Insurers will have to provide six-years run-off cover for little or no premium if firms close

Some of the 117 law firms facing closure owing to a lack of insurance may get a reprieve from insurers looking to avoid costly run-off periods, according to Hill Dickinson.

Hill Dickinson partner Christopher Stanton said insurers who did not offer renewal policies to law firms at the October renewal will have to provide potentially expensive run-off cover if the solicitor ceases trading, with little or no premium in return.

Stanton said: “If [the solicitor] hasn’t got insurance then whichever insurer was last providing cover, ie the insurer that was on-cover for the period ending on 30 September, has to provide six years’ run-off cover.

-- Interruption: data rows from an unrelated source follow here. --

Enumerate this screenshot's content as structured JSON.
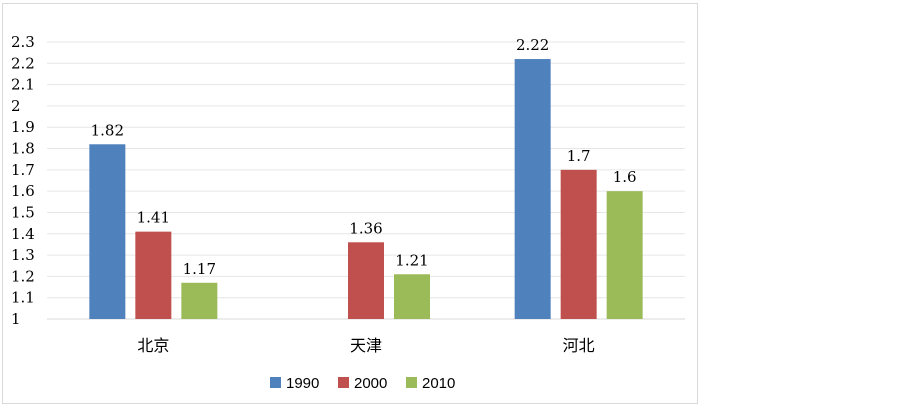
{
  "chart_data": {
    "type": "bar",
    "categories": [
      "北京",
      "天津",
      "河北"
    ],
    "series": [
      {
        "name": "1990",
        "color": "#4f81bd",
        "values": [
          1.82,
          null,
          2.22
        ]
      },
      {
        "name": "2000",
        "color": "#c0504d",
        "values": [
          1.41,
          1.36,
          1.7
        ]
      },
      {
        "name": "2010",
        "color": "#9bbb59",
        "values": [
          1.17,
          1.21,
          1.6
        ]
      }
    ],
    "title": "",
    "xlabel": "",
    "ylabel": "",
    "ylim": [
      1,
      2.3
    ],
    "yticks": [
      "1",
      "1.1",
      "1.2",
      "1.3",
      "1.4",
      "1.5",
      "1.6",
      "1.7",
      "1.8",
      "1.9",
      "2",
      "2.1",
      "2.2",
      "2.3"
    ],
    "data_labels": [
      [
        "1.82",
        "",
        "2.22"
      ],
      [
        "1.41",
        "1.36",
        "1.7"
      ],
      [
        "1.17",
        "1.21",
        "1.6"
      ]
    ],
    "grid": true,
    "legend_position": "bottom-center"
  }
}
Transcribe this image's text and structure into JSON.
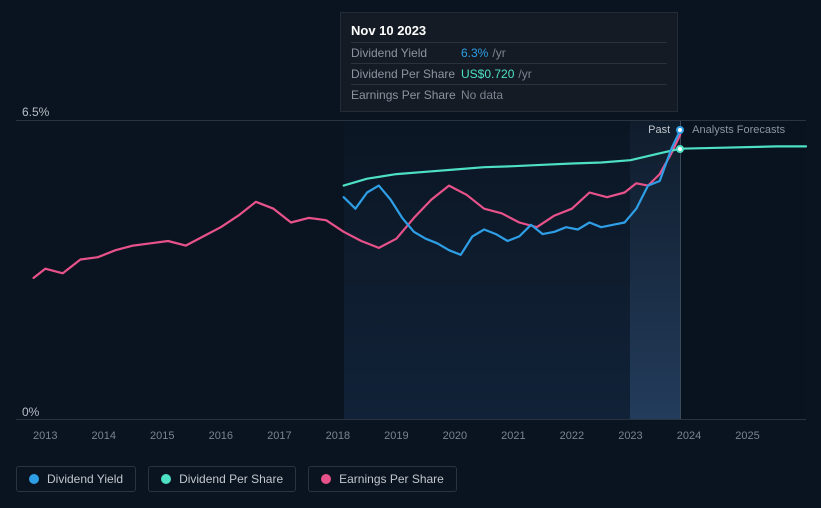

“There’s a formula as to how the insured pays for that run-off cover, but the reality is that I can’t think of any law firm that will be able to pay that. Normally it’s done as three times the last year’s premium, but most of these firms are struggling to make ends meet anyway so the chances of the insurer actually getting any premium income are remote. But, they still have to provide the six years’ run-off cover.”

He said that insurers may therefore look to offer affordable terms until the next renewal date with the hope that the law firm will then move on to another insurer at renewal.

This would then remove them from being liable for providing the run-off cover.

“If they have an insured that wasn’t able to get cover, they will probably be better off offering terms that the insured could pay for the next 12 months with the view of getting some premium income in,” he said. “[They would then hope to] pass it on to another insurer next year [at the 2014 renewal date] so they avoid having to provide six years’ run-off cover.”

However, Stanton said this would be of no relief to the law firms that could not renew their policies because their existing insurer had gone out of business.

“Balva is no longer trading, it’s in liquidation,” he said. “It’s not able to offer renewals, so even if it wanted to [offer a policy] it can’t.”

All firms that have not got cover in place by 29 December will be forced to cease trading, and the Solicitor’s Regulation Authority (SRA) has warned that swift regulatory action will follow for any firms not following these orders.